Казалось, что он выбирал судно, но не мог решиться. После долгого колебания, он подошел к матросу, катившему тачку с тюками к бригу. Он вежливо поднял шляпу:
— Не можете ли вы мне сказать, куда идет этот корабль? — спросил он робко, хотя ему казалось, что он говорит очень смелым тоном.
— Корабль? Я не вижу никакого корабля!
Окружающие смеялись.
— Если же вы хотите знать, куда уходит бриг, то прочтите вон там!
Фальк почувствовал, что теряет позицию, но подзадорил себя и продолжал резким тоном:
— Разве вы не можете вежливо ответить на вежливый вопрос?
— Вы? Убирайся к чёрту, не стой здесь и не ругайся! Берегись!
Разговор прекратился, и Фальк решился, наконец. Он повернулся, пошел вверх по улице, пересек рынок и завернул в следующую улицу. Там он остановился перед дверью грязного дома. Опять он колебался, потому что он никогда не мог превозмочь свой природный грех, нерешительность.
В это время пробежал маленький оборванный косой мальчишка с охапкой корректур на длинных полосах; когда он пробегал мимо Фалька, тот остановил его.
— Редактор наверху? — спросил он.
— Да,
— Он обо мне спрашивал?
— Да, много раз!
— Он сердит?
— Да! Как всегда.
И мальчишка стрелой бросился вверх по лестнице. Фальк последовал за ним и тотчас же после него вошел в редакционную комнату. Это была дыра с двумя окнами в темный переулок; перед каждым окном стоял стол некрашеного дерева с бумагой, перьями, газетами, ножницами и флаконами клея.
За одним столом сидел старый знакомец, Игберг, в рваном черном сюртуке и читал корректуры; за другим столом (принадлежащим Фальку) сидел господин в одном жилете, в черном бархатном берете, какой носят коммунары. Лицо его заросло рыжей бородой, и коренастое сложение обличало рабочего.
Когда Фальк вошел, коммунар оживленно задвигал ногами под столом и засучил рукава, при чём показалась синяя татуировка, состоявшая из якоря и англосаксонской буквы R. Потом он схватил ножницы, воткнул их в середину утренней газеты, сделал вырезку и сказал грубым тоном, поворачиваясь к Фальку спиной:
— Где вы были?
— Я был болен, — отвечал Фальк упрямо, как казалось ему самому, но кротко, как уверял потом Игберг.

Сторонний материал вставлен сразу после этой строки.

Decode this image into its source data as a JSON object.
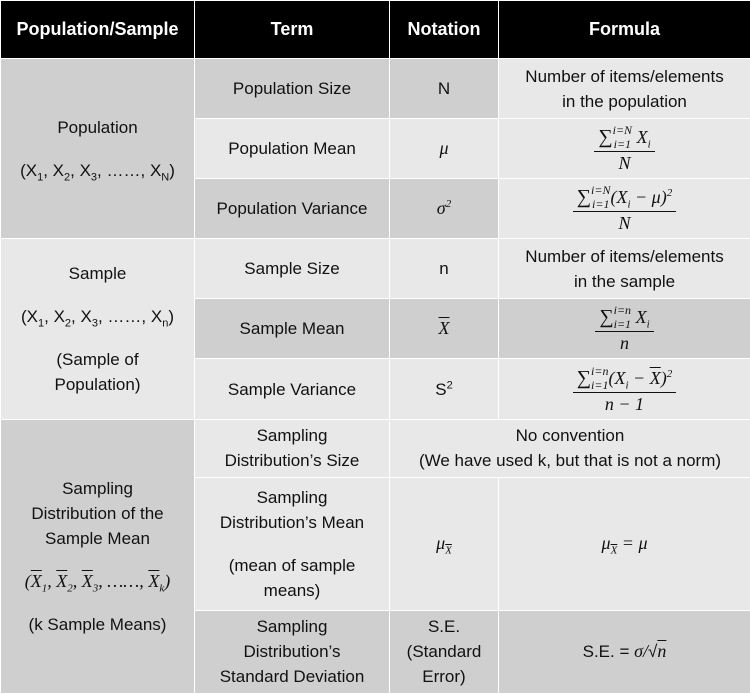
{
  "headers": [
    "Population/Sample",
    "Term",
    "Notation",
    "Formula"
  ],
  "population": {
    "title": "Population",
    "set": "(X₁, X₂, X₃, ……, Xₙ)",
    "size": {
      "term": "Population Size",
      "notation": "N",
      "formula_line1": "Number of items/elements",
      "formula_line2": "in the population"
    },
    "mean": {
      "term": "Population Mean",
      "notation": "μ",
      "formula_num": "X",
      "formula_den": "N",
      "limit_top": "i=N",
      "limit_bottom": "i=1",
      "sub": "i"
    },
    "variance": {
      "term": "Population Variance",
      "notation": "σ",
      "notation_sup": "2",
      "formula_num": "(X",
      "formula_num_rest": " − μ)",
      "formula_den": "N",
      "limit_top": "i=N",
      "limit_bottom": "i=1"
    }
  },
  "sample": {
    "title": "Sample",
    "set": "(X₁, X₂, X₃, ……, Xₙ)",
    "note_line1": "(Sample of",
    "note_line2": "Population)",
    "size": {
      "term": "Sample Size",
      "notation": "n",
      "formula_line1": "Number of items/elements",
      "formula_line2": "in the sample"
    },
    "mean": {
      "term": "Sample Mean",
      "notation": "X",
      "formula_num": "X",
      "formula_den": "n",
      "limit_top": "i=n",
      "limit_bottom": "i=1"
    },
    "variance": {
      "term": "Sample Variance",
      "notation": "S",
      "notation_sup": "2",
      "formula_num": "(X",
      "formula_num_mid": " − ",
      "formula_num_end": ")",
      "formula_den": "n − 1",
      "limit_top": "i=n",
      "limit_bottom": "i=1"
    }
  },
  "sampling": {
    "title_line1": "Sampling",
    "title_line2": "Distribution of the",
    "title_line3": "Sample Mean",
    "set": "(X̄₁, X̄₂, X̄₃, ……, X̄ₖ)",
    "note": "(k Sample Means)",
    "size": {
      "term_line1": "Sampling",
      "term_line2": "Distribution’s Size",
      "formula_line1": "No convention",
      "formula_line2": "(We have used k, but that is not a norm)"
    },
    "mean": {
      "term_line1": "Sampling",
      "term_line2": "Distribution’s Mean",
      "term_line3": "(mean of sample",
      "term_line4": "means)",
      "notation": "μ",
      "notation_sub": "X",
      "formula_lhs": "μ",
      "formula_rhs": "μ",
      "formula_eq": "="
    },
    "sd": {
      "term_line1": "Sampling",
      "term_line2": "Distribution’s",
      "term_line3": "Standard Deviation",
      "notation_line1": "S.E.",
      "notation_line2": "(Standard",
      "notation_line3": "Error)",
      "formula_prefix": "S.E. = ",
      "formula_sigma": "σ",
      "formula_slash": "/",
      "formula_sqrt": "√",
      "formula_n": "n"
    }
  }
}
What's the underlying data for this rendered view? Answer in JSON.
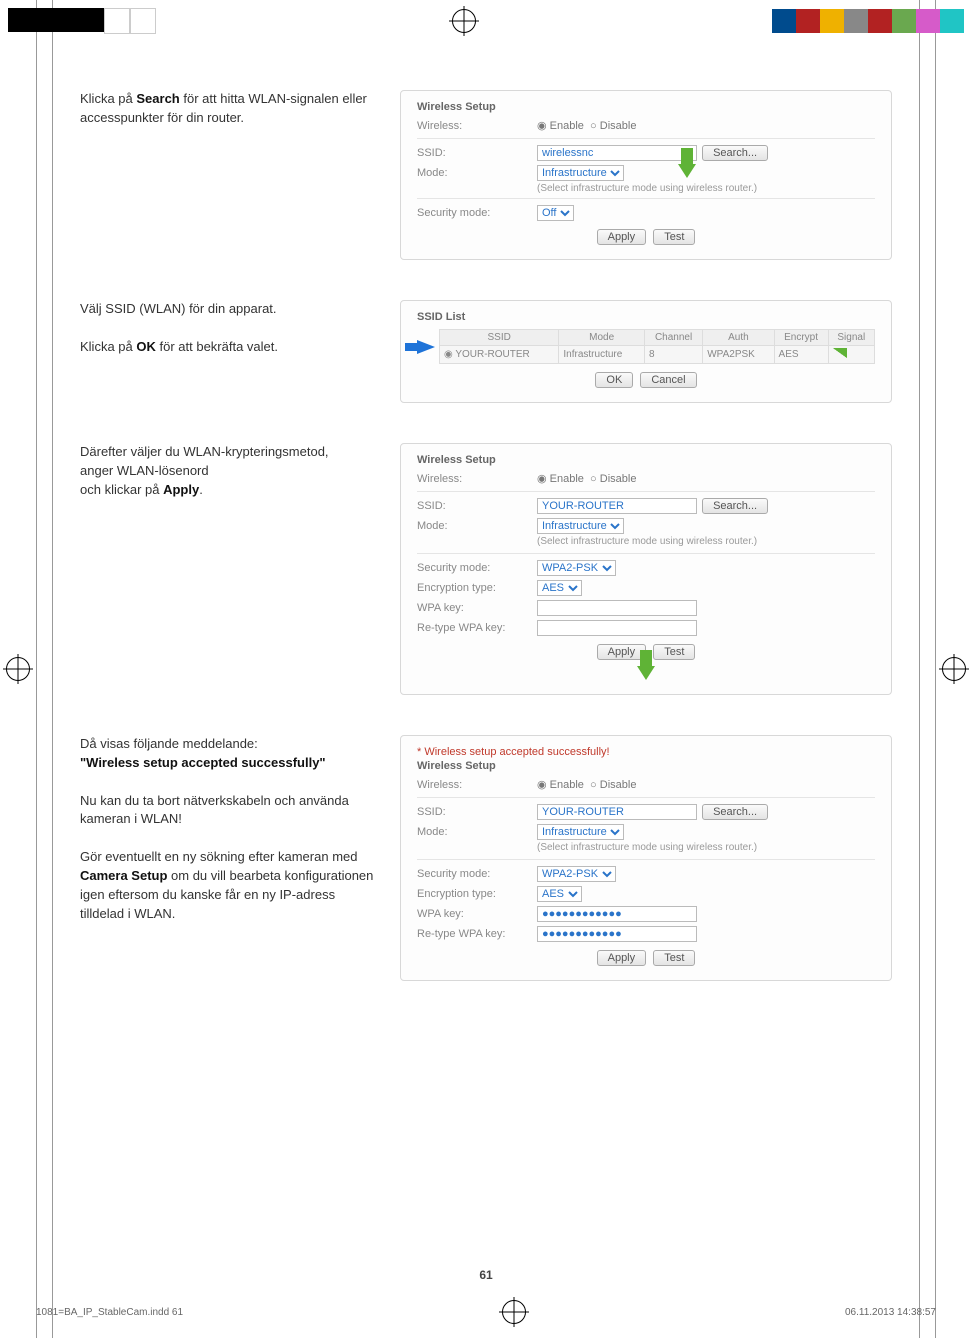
{
  "crop_colors_left": [
    "#000000",
    "#000000",
    "#000000",
    "#000000",
    "#ffffff",
    "#ffffff"
  ],
  "crop_colors_right": [
    "#004b8d",
    "#b22222",
    "#efb100",
    "#888888",
    "#b22222",
    "#6aa84f",
    "#b452c0",
    "#20c5c5"
  ],
  "instructions": {
    "step1_pre": "Klicka på ",
    "step1_bold": "Search",
    "step1_post": " för att hitta WLAN-signalen eller accesspunkter för din router.",
    "step2a": "Välj SSID (WLAN) för din apparat.",
    "step2b_pre": "Klicka på ",
    "step2b_bold": "OK",
    "step2b_post": " för att bekräfta valet.",
    "step3_l1": "Därefter väljer du WLAN-krypteringsmetod,",
    "step3_l2": "anger WLAN-lösenord",
    "step3_l3_pre": "och klickar på ",
    "step3_l3_bold": "Apply",
    "step3_l3_post": ".",
    "step4_l1": "Då visas följande meddelande:",
    "step4_l2": "\"Wireless setup accepted successfully\"",
    "step4_l3": "Nu kan du ta bort nätverkskabeln och använda kameran i WLAN!",
    "step4_l4_pre": "Gör eventuellt en ny sökning efter kameran med ",
    "step4_l4_bold": "Camera Setup",
    "step4_l4_post": " om du vill bearbeta konfigurationen igen eftersom du kanske får en ny IP-adress tilldelad i WLAN."
  },
  "panel1": {
    "title": "Wireless Setup",
    "labels": {
      "wireless": "Wireless:",
      "ssid": "SSID:",
      "mode": "Mode:",
      "security": "Security mode:"
    },
    "radio_enable": "Enable",
    "radio_disable": "Disable",
    "ssid_value": "wirelessnc",
    "mode_value": "Infrastructure",
    "note": "(Select infrastructure mode using wireless router.)",
    "security_value": "Off",
    "btn_search": "Search...",
    "btn_apply": "Apply",
    "btn_test": "Test"
  },
  "panel2": {
    "title": "SSID List",
    "headers": [
      "SSID",
      "Mode",
      "Channel",
      "Auth",
      "Encrypt",
      "Signal"
    ],
    "row": {
      "ssid": "YOUR-ROUTER",
      "mode": "Infrastructure",
      "channel": "8",
      "auth": "WPA2PSK",
      "encrypt": "AES"
    },
    "btn_ok": "OK",
    "btn_cancel": "Cancel"
  },
  "panel3": {
    "title": "Wireless Setup",
    "labels": {
      "wireless": "Wireless:",
      "ssid": "SSID:",
      "mode": "Mode:",
      "security": "Security mode:",
      "enc": "Encryption type:",
      "wpa": "WPA key:",
      "rewpa": "Re-type WPA key:"
    },
    "radio_enable": "Enable",
    "radio_disable": "Disable",
    "ssid_value": "YOUR-ROUTER",
    "mode_value": "Infrastructure",
    "note": "(Select infrastructure mode using wireless router.)",
    "security_value": "WPA2-PSK",
    "enc_value": "AES",
    "btn_search": "Search...",
    "btn_apply": "Apply",
    "btn_test": "Test"
  },
  "panel4": {
    "success": "* Wireless setup accepted successfully!",
    "title": "Wireless Setup",
    "labels": {
      "wireless": "Wireless:",
      "ssid": "SSID:",
      "mode": "Mode:",
      "security": "Security mode:",
      "enc": "Encryption type:",
      "wpa": "WPA key:",
      "rewpa": "Re-type WPA key:"
    },
    "radio_enable": "Enable",
    "radio_disable": "Disable",
    "ssid_value": "YOUR-ROUTER",
    "mode_value": "Infrastructure",
    "note": "(Select infrastructure mode using wireless router.)",
    "security_value": "WPA2-PSK",
    "enc_value": "AES",
    "wpa_value": "●●●●●●●●●●●●",
    "btn_search": "Search...",
    "btn_apply": "Apply",
    "btn_test": "Test"
  },
  "page_number": "61",
  "footer": {
    "file": "1081=BA_IP_StableCam.indd   61",
    "timestamp": "06.11.2013   14:38:57"
  }
}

— Это ложь! Вы выходили и пьянствовали! Вы были вчера в кафе; я видел вас…
— Кажется, я имею право…
— Вы можете сидеть, где вам угодно, но здесь вы должны быть с боем часов, по уговору. Уже четверть девятого. Я знаю, что такие господа, посещавшие университет, где, как им кажется, они научились ужасно многому, никогда не могут приучиться к порядку в жизни. Ну, позволительно ли опаздывать так? Не ведете ли вы себя, как шальной, заставляя исполнять вашего работодателя ваши обязанности? Что? Свет теперь перевернулся, я вижу. Рабочий обращается с хозяином, я хочу сказать, с работодателем, как с собакой, и капитал подвергается насилию. Так-то-с!

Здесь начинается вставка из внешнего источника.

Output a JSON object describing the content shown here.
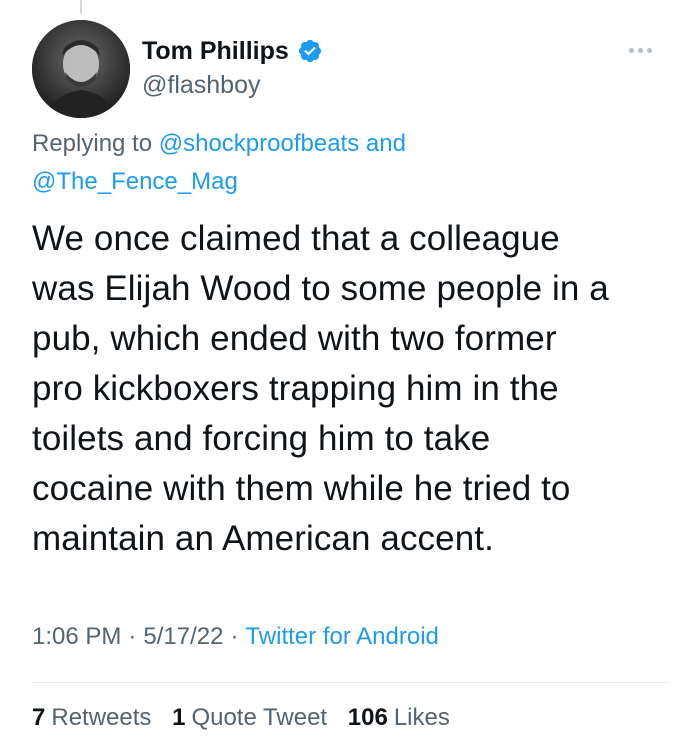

— Когда вы пришли к этим убеждениям?
— Когда? Сейчас, сударь! Именно сейчас! И думаю все-таки, что эти убеждения хороши. Но и к другому открытию я пришел. Вы невежда! Вы не умеете писать по-шведски! Пожалуйста, взгляните! Что здесь написано? Прочтите: «Мы надеемся, что все, кто будущий год будут отбывать повторительную службу…» Слыхали ли вы что-нибудь подобное! «…которые будущий год»…
— Да, это верно! — сказал Фальк.
— Верно ли это? Как вы можете утверждать это? Говорят в повседневном разговоре: «которые в будущем году», — значит, надо так и писать.

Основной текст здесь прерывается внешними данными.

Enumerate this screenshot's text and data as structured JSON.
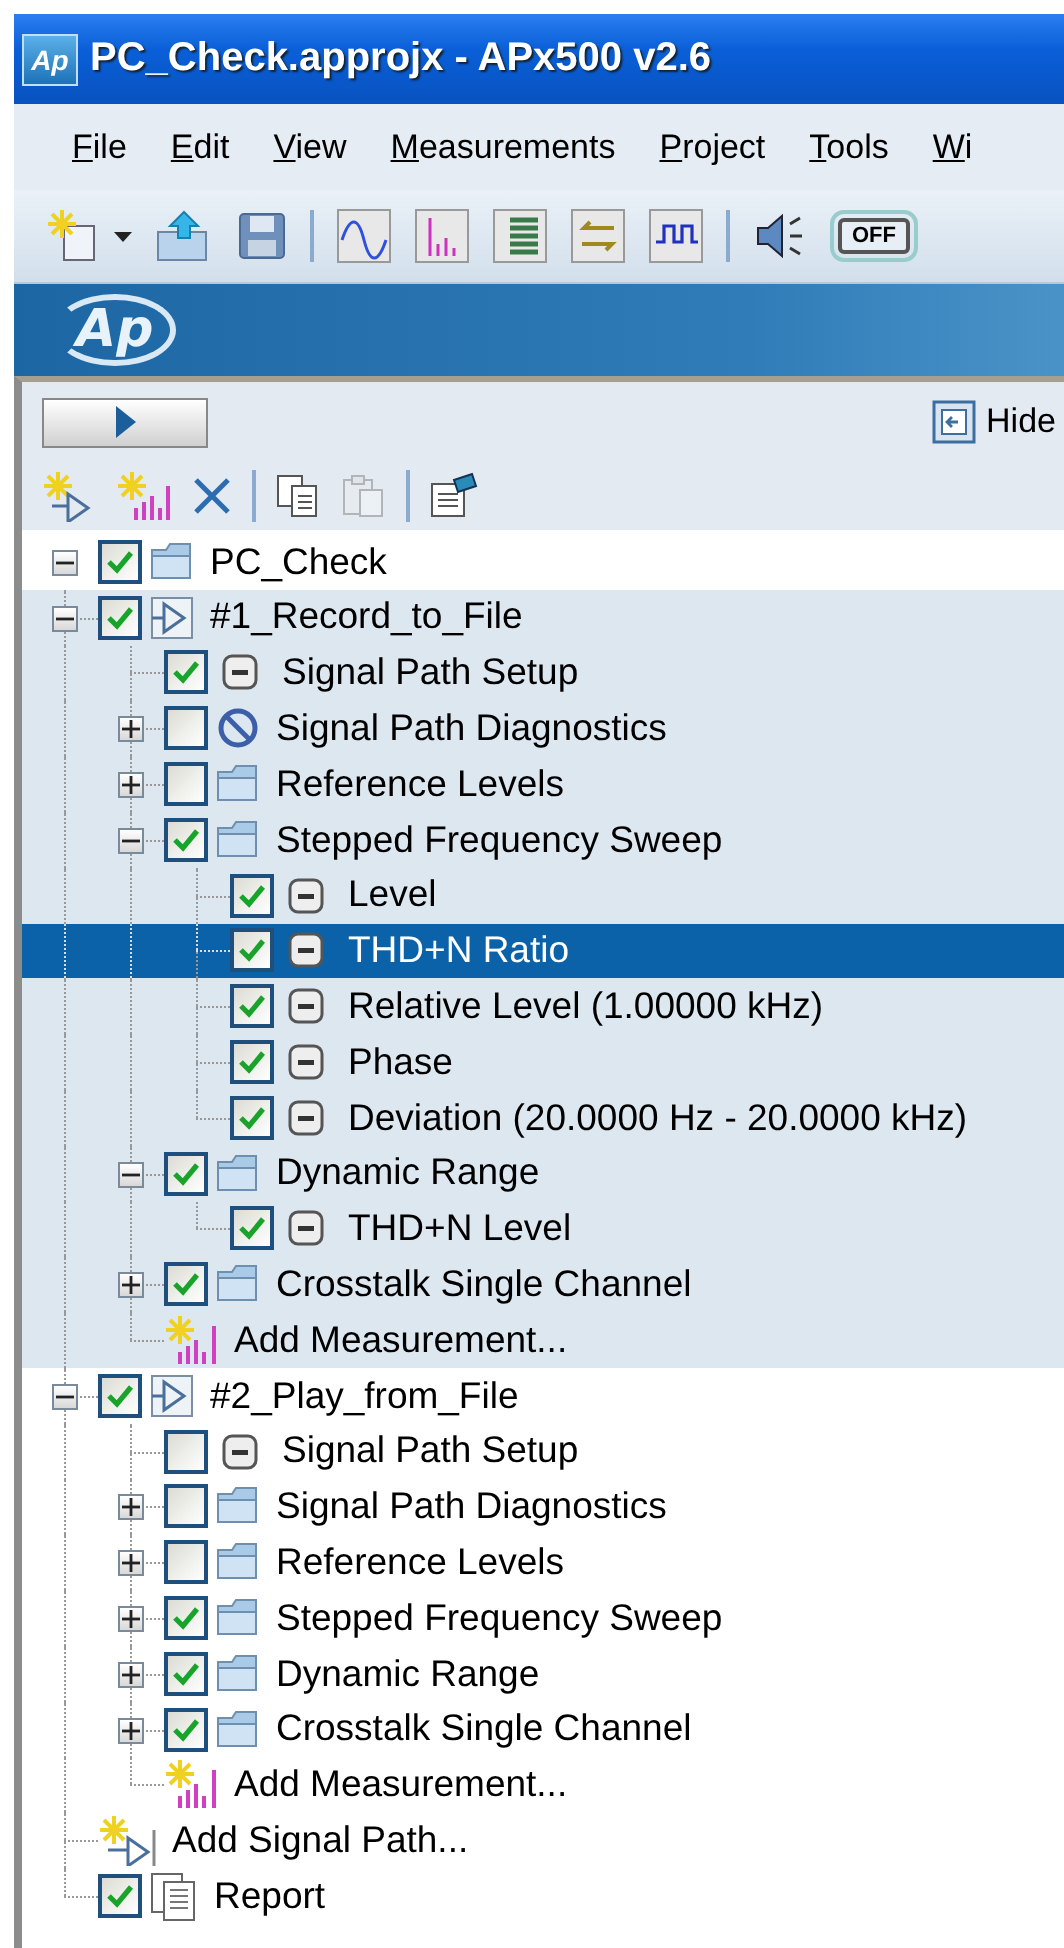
{
  "window": {
    "logo": "Ap",
    "title": "PC_Check.approjx - APx500 v2.6"
  },
  "menu": [
    "File",
    "Edit",
    "View",
    "Measurements",
    "Project",
    "Tools",
    "Wi"
  ],
  "toolbar": [
    {
      "kind": "new"
    },
    {
      "kind": "dropdown"
    },
    {
      "kind": "open"
    },
    {
      "kind": "save"
    },
    {
      "kind": "separator"
    },
    {
      "kind": "sine"
    },
    {
      "kind": "spectrum"
    },
    {
      "kind": "table"
    },
    {
      "kind": "swap"
    },
    {
      "kind": "square"
    },
    {
      "kind": "separator"
    },
    {
      "kind": "speaker"
    },
    {
      "kind": "toggle",
      "label": "OFF"
    }
  ],
  "banner": {
    "logo": "Ap"
  },
  "panel": {
    "hide_label": "Hide",
    "toolbar": [
      {
        "kind": "add_path",
        "disabled": false
      },
      {
        "kind": "add_measurement",
        "disabled": false
      },
      {
        "kind": "delete",
        "disabled": false
      },
      {
        "kind": "separator"
      },
      {
        "kind": "copy",
        "disabled": false
      },
      {
        "kind": "paste",
        "disabled": true
      },
      {
        "kind": "separator"
      },
      {
        "kind": "properties",
        "disabled": false
      }
    ]
  },
  "tree": {
    "label": "PC_Check",
    "kind": "project",
    "checked": true,
    "expanded": true,
    "selected": false,
    "children": [
      {
        "label": "#1_Record_to_File",
        "kind": "signal_path",
        "checked": true,
        "expanded": true,
        "selected": false,
        "active": true,
        "children": [
          {
            "label": "Signal Path Setup",
            "kind": "measurement",
            "checked": true,
            "selected": false
          },
          {
            "label": "Signal Path Diagnostics",
            "kind": "blocked",
            "checked": false,
            "expanded": false,
            "selected": false
          },
          {
            "label": "Reference Levels",
            "kind": "folder",
            "checked": false,
            "expanded": false,
            "selected": false
          },
          {
            "label": "Stepped Frequency Sweep",
            "kind": "folder",
            "checked": true,
            "expanded": true,
            "selected": false,
            "children": [
              {
                "label": "Level",
                "kind": "measurement",
                "checked": true,
                "selected": false
              },
              {
                "label": "THD+N Ratio",
                "kind": "measurement",
                "checked": true,
                "selected": true
              },
              {
                "label": "Relative Level (1.00000 kHz)",
                "kind": "measurement",
                "checked": true,
                "selected": false
              },
              {
                "label": "Phase",
                "kind": "measurement",
                "checked": true,
                "selected": false
              },
              {
                "label": "Deviation (20.0000 Hz - 20.0000 kHz)",
                "kind": "measurement",
                "checked": true,
                "selected": false
              }
            ]
          },
          {
            "label": "Dynamic Range",
            "kind": "folder",
            "checked": true,
            "expanded": true,
            "selected": false,
            "children": [
              {
                "label": "THD+N Level",
                "kind": "measurement",
                "checked": true,
                "selected": false
              }
            ]
          },
          {
            "label": "Crosstalk Single Channel",
            "kind": "folder",
            "checked": true,
            "expanded": false,
            "selected": false
          },
          {
            "label": "Add Measurement...",
            "kind": "add_measurement",
            "selected": false
          }
        ]
      },
      {
        "label": "#2_Play_from_File",
        "kind": "signal_path",
        "checked": true,
        "expanded": true,
        "selected": false,
        "active": false,
        "children": [
          {
            "label": "Signal Path Setup",
            "kind": "measurement",
            "checked": false,
            "selected": false
          },
          {
            "label": "Signal Path Diagnostics",
            "kind": "folder",
            "checked": false,
            "expanded": false,
            "selected": false
          },
          {
            "label": "Reference Levels",
            "kind": "folder",
            "checked": false,
            "expanded": false,
            "selected": false
          },
          {
            "label": "Stepped Frequency Sweep",
            "kind": "folder",
            "checked": true,
            "expanded": false,
            "selected": false
          },
          {
            "label": "Dynamic Range",
            "kind": "folder",
            "checked": true,
            "expanded": false,
            "selected": false
          },
          {
            "label": "Crosstalk Single Channel",
            "kind": "folder",
            "checked": true,
            "expanded": false,
            "selected": false
          },
          {
            "label": "Add Measurement...",
            "kind": "add_measurement",
            "selected": false
          }
        ]
      },
      {
        "label": "Add Signal Path...",
        "kind": "add_signal_path",
        "selected": false
      },
      {
        "label": "Report",
        "kind": "report",
        "checked": true,
        "selected": false
      }
    ]
  }
}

— Да, можно и так, но обстоятельство времени может также стоять и в винительном падеже…
— Без ученых фраз, пожалуйста! Не подъезжайте ко мне с такими глупостями. Быть может, я глуп? Быть может, я не могу говорить по-шведски? Я правильно поставил вопрос. Делайте теперь свое дело и в будущем соображайтесь со временем.
Он с криком вскочил со стула и дал пощечину мальчишке.
— Как ты смеешь спать среди бела дня! Я научу тебя не спать. Ты еще достаточно молод для взбучки!
Он схватил жертву за помочи, бросил ее на кучу непроданных газет и, распоясавшись, выдрал ее своим ремнем.